The society said the orders allow notaries to more fully respond to the public interest in safely making legally effective personal planning documents governing their estates and financial affairs, health and personal care needs. 

“Future costly burdens on families and the court system will now be avoided,” the society said.

Two ministerial orders (Ministerial Order M162 and Ministerial Order M162) from Minister of Public Safety and Solicitor General Mike Farnworth took effect May 19, 2020, and remain in effect until the provincial state of emergency ends.

The orders said the changes were needed so such witnessing could be done “in a manner that reduces the threat of COVID-19 to the health and safety of persons.”

The orders allow communication using audio-visual communication technology, including assistive technology for those who are hearing or visually impaired.

It allows for people to be “electronically present” rather than having to deal with such documents and agreements in person.
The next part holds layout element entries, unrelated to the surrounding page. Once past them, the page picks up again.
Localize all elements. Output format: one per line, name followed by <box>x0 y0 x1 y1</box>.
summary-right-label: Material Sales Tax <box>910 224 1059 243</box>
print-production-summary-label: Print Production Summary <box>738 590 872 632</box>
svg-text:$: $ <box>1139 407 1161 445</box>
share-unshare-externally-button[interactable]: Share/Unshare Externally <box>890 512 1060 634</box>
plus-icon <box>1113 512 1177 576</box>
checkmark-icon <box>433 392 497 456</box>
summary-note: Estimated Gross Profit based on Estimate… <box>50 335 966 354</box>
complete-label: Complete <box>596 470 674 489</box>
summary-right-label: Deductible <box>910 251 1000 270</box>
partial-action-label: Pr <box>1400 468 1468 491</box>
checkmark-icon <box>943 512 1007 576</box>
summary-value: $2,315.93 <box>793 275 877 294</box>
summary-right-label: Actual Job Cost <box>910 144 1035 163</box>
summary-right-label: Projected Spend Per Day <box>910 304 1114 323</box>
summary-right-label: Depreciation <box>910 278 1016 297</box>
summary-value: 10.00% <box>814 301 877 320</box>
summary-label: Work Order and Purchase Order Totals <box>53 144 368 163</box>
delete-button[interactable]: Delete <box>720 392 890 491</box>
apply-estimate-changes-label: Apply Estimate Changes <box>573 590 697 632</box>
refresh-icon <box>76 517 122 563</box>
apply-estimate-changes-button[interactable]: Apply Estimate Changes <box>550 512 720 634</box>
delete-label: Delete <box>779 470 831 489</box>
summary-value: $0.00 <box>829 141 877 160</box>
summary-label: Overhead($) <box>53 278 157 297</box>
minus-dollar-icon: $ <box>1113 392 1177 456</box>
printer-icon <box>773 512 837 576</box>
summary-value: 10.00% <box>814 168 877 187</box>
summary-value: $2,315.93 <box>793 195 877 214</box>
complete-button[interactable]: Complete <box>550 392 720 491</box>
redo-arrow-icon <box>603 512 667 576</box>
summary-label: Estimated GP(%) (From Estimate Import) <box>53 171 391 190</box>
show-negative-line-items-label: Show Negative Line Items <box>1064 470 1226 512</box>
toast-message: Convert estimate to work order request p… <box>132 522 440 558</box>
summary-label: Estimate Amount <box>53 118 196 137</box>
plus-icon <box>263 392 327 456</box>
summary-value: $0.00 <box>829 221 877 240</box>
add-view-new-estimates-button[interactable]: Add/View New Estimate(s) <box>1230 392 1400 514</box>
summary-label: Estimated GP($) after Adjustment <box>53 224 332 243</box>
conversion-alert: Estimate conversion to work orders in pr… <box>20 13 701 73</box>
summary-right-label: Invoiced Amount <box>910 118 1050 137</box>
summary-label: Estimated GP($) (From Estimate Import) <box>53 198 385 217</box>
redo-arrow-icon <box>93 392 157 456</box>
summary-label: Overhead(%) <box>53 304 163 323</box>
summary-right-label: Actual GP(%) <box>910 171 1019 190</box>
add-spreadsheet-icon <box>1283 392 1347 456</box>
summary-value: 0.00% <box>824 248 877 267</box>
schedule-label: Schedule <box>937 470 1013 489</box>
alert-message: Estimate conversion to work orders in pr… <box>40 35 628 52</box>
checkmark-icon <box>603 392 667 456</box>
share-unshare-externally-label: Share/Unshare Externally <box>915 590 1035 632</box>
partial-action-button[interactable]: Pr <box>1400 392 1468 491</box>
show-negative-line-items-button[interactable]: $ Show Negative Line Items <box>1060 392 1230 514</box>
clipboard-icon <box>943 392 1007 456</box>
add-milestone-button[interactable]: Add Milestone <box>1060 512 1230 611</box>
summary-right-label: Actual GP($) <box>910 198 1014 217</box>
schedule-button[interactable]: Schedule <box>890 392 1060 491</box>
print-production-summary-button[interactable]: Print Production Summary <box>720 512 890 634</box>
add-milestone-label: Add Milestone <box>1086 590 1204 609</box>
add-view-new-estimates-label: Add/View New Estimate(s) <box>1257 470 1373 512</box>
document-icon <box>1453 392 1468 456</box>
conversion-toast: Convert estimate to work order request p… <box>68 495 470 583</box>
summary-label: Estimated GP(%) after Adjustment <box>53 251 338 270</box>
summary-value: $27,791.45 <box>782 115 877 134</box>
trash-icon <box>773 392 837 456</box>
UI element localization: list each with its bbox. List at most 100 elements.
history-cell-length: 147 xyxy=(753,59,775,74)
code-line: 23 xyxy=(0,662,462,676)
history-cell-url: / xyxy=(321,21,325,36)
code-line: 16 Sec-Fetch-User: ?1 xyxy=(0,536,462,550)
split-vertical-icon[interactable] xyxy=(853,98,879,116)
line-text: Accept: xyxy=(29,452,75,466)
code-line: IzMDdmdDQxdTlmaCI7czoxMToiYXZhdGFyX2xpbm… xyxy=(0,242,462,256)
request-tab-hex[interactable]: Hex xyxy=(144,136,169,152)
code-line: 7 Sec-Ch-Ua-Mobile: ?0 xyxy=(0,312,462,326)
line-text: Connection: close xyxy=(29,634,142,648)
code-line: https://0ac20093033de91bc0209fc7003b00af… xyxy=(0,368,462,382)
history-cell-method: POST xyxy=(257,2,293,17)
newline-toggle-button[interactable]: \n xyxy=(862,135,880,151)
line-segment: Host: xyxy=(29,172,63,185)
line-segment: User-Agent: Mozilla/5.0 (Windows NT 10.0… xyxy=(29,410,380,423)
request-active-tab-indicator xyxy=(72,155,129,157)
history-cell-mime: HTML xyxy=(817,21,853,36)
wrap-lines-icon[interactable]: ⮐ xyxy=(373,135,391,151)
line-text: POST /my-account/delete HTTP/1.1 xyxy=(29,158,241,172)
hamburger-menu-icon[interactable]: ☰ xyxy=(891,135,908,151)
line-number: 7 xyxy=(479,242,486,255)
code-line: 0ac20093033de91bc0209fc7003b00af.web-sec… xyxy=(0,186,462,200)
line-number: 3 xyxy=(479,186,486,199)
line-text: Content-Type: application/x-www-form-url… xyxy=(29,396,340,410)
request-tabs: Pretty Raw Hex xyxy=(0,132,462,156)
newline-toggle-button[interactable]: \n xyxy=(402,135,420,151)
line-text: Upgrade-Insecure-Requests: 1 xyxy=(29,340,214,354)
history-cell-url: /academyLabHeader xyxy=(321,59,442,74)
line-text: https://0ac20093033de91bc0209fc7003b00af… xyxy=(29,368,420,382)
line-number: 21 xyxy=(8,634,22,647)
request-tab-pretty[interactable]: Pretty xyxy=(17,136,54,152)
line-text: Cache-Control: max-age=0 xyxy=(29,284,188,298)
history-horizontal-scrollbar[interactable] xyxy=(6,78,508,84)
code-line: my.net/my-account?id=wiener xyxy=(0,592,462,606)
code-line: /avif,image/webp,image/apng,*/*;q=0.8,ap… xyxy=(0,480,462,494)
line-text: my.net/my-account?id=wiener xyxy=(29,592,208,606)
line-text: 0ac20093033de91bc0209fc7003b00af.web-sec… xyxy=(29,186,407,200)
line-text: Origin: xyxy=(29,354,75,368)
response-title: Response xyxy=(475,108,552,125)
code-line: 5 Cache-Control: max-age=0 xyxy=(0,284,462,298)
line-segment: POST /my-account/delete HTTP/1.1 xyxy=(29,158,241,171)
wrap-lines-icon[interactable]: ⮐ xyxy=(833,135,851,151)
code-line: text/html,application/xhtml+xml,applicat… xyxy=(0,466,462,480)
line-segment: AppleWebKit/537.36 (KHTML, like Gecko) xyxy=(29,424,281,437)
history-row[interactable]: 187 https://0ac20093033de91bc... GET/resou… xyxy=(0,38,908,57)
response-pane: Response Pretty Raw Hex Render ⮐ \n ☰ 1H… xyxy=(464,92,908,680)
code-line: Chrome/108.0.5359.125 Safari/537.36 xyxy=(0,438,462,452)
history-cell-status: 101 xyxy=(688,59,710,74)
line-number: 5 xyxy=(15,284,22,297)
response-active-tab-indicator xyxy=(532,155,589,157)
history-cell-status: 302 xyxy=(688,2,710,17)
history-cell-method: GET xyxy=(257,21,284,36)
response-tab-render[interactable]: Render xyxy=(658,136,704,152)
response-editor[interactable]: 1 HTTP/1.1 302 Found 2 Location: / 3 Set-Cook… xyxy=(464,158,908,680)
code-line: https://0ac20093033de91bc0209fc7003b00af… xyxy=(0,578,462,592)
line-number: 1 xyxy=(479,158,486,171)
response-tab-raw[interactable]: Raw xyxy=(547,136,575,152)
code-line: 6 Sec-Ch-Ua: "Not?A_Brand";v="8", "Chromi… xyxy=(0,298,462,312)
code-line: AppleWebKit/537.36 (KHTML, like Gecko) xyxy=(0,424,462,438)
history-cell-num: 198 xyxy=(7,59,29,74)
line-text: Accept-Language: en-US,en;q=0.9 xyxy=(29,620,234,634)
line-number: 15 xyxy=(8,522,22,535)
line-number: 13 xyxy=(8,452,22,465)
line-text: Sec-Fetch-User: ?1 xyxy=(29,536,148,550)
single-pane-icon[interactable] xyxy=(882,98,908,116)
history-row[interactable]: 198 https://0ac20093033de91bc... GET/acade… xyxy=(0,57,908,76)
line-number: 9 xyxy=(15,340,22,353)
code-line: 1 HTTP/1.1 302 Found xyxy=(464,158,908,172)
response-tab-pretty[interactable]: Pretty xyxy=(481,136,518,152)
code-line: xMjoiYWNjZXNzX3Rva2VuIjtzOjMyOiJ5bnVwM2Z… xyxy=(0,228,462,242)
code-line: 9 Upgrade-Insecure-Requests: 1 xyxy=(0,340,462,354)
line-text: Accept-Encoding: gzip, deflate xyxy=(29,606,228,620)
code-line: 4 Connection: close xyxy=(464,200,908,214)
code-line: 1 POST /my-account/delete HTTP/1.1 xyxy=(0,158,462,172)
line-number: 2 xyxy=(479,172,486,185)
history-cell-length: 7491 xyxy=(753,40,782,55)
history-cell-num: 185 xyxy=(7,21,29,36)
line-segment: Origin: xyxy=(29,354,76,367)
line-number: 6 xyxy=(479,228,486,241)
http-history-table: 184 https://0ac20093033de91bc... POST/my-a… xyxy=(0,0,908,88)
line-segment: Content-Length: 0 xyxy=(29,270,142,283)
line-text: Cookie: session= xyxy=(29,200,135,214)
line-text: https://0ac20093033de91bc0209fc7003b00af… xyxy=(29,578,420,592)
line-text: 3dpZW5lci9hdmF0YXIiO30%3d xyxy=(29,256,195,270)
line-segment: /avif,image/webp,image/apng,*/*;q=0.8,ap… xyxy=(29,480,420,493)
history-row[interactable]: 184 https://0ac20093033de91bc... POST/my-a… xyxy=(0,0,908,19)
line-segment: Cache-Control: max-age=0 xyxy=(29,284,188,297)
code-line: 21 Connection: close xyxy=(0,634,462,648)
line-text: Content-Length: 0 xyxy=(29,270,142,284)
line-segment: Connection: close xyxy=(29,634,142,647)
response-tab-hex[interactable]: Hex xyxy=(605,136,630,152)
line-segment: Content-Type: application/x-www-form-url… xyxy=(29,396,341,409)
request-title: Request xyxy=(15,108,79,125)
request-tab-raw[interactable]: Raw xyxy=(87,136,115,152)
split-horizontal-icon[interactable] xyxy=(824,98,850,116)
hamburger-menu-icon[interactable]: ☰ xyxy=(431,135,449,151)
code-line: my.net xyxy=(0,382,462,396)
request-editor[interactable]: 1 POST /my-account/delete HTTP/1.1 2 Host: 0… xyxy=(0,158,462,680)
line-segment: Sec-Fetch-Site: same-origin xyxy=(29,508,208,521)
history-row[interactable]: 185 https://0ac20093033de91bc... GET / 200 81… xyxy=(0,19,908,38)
Some may be together in person while others use technological means to participate.

The orders said at least one person involved must be a lawyer or notary public.

“A will may be made by signing complete and identical copies of the will in counterpart,” one order said.

What that means, Usher explained, is that a notary or lawyer can see a document being signed in ink via video link and witness it remotely.

“It’s a bit of a radical thing,” he said, “because the rule about signing of wills goes back longer than anyone can remember.”

And, he added, “if you have a lawful representation agreement in place, there’s going to be no question about who has consent.”

Usher said notaries and clients have been going to great lengths prior to the orders to get such documents completed.

That has included witnessing things through windows and handling documents with the danger they might carry COVID-19.

Now, he said, it’s good to see the government paying attention to the non-contentious side of legal issues.

“Non-contentious documents are what keep people out of court,” he said.

“It’s a good example of everybody rowing in the same direction.”